18 Oral - James F. Crow Early Career Researcher Award Finalist Talks
Wednesday June 08, 2:30 PM - 2:55 PM

Authors:
Bo Xia ^1,2; Weimin Zhang ²; Aleksandra Wudzinska ²; Emily Huang ²; Ran Brosh ²; Maayan Pour ¹; Alexander Miller ⁴; Jeremy Dasen ⁴; Matthew Maurano ²; Sang Kim ⁵; Jef Boeke ^2,3,6; Itai Yanai ^1,3

Affiliations:
1) Institute for Computational Medicine, NYU Langone Health, New York, NY; 2) Institute for Systems Genetics, NYU Langone Health, New York, NY; 3) Department of Biochemistry and Molecular Pharmacology, NYU Langone Health, New York, NY; 4) Department of Neuroscience and Physiology, NYU Langone Health, New York, NY; 5) Department of Pathology, NYU Langone Health, New York, NY; 6) Department of Biomedical Engineering, NYU Tandon School of Engineering, Brooklyn, NY

Keywords:
Comparative genomics & genome evolution

The loss of the tail is one of the main anatomical changes to have occurred along the evolutionary lineage leading to modern humans. This morphological reprogramming in the ancestral hominoids has been long considered to have accommodated a characteristic style of locomotion and contributed to the evolution of bipedalism in humans. Yet, the precise genetic mechanism that facilitated tail-loss evolution in hominoids remains unknown. Primate genome sequencing projects have made possible the identification of causal links between genotypic and phenotypic changes. In particular, a comparative genomics approach can screen for hominoid-specific genetic elements in genomic regions associated with genes known to be involved in controlling tail development.

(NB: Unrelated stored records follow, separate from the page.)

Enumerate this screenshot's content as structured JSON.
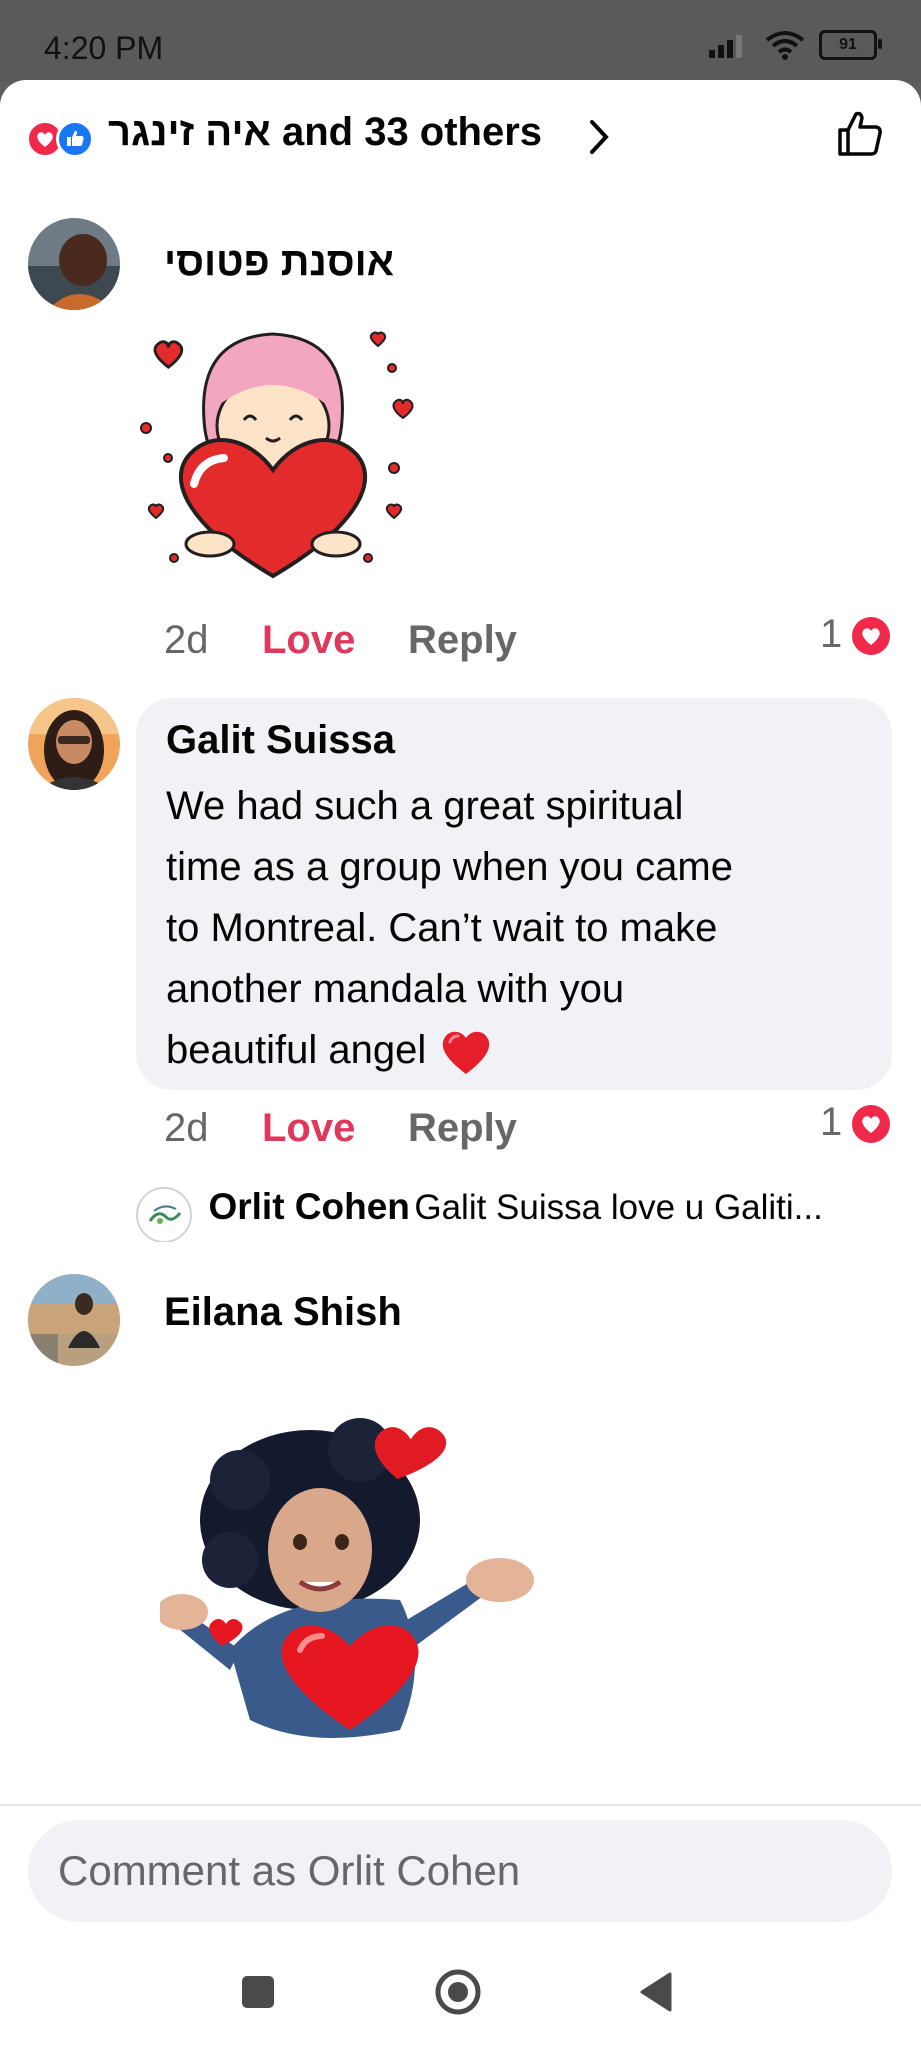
{
  "status_bar": {
    "time": "4:20 PM",
    "battery": "91"
  },
  "header": {
    "reaction_names": "איה זינגר",
    "reaction_summary_rest": "and 33 others"
  },
  "comments": [
    {
      "author": "אוסנת פטוסי",
      "time": "2d",
      "love_label": "Love",
      "reply_label": "Reply",
      "reaction_count": "1",
      "sticker": "heart-hug-sticker"
    },
    {
      "author": "Galit Suissa",
      "text_lines": [
        "We had such a great spiritual",
        "time as a group when you came",
        "to Montreal. Can’t wait to make",
        "another mandala with you",
        "beautiful angel"
      ],
      "time": "2d",
      "love_label": "Love",
      "reply_label": "Reply",
      "reaction_count": "1",
      "reply_preview": {
        "author": "Orlit Cohen",
        "text": "Galit Suissa love u Galiti..."
      }
    },
    {
      "author": "Eilana Shish",
      "sticker": "avatar-hearts-sticker"
    }
  ],
  "composer": {
    "placeholder": "Comment as Orlit Cohen"
  },
  "colors": {
    "love": "#e0385c",
    "like": "#1877f2",
    "bubble": "#f0f2f5"
  }
}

Here, we present evidence that tail-loss evolution was mediated by the insertion of an individual transposable element (TE) – Alu element – into the intron of the TBXT gene (also called T or Brachyury) of the hominoid ancestor genome.
Unlike traditional thought that TEs in the middle of the intron are of little biological impact, we hypothesized that this Alu element could pair with a neighboring ancestral Alu element encoded in the reverse genomic orientation and thus induce the formation of a stem-loop structure in the newly transcribed pre-mRNA. We demonstrated that such an interaction pair of TEs leads to a hominoid-specific alternative splicing event, thus affecting TBXT gene function and ultimately influencing tail development and evolution.
To study the physiological effect of this splicing event, we generated a mouse model that mimics the expression of human TBXT products by expressing both full-length and exon-skipped isoforms of the mouse TBXT orthologue. We found that mice with this genotype exhibit a complete absence of the tail or a shortened tail, supporting the notion that the exon-skipped transcript is sufficient to induce a tail-loss phenotype, albeit with incomplete penetrance. We further propose that selection for the loss of the tail along the hominoid lineage was associated with an adaptive cost of potential neural tube defect as an evolutionary trade-off, which may thus continue to affect human health today.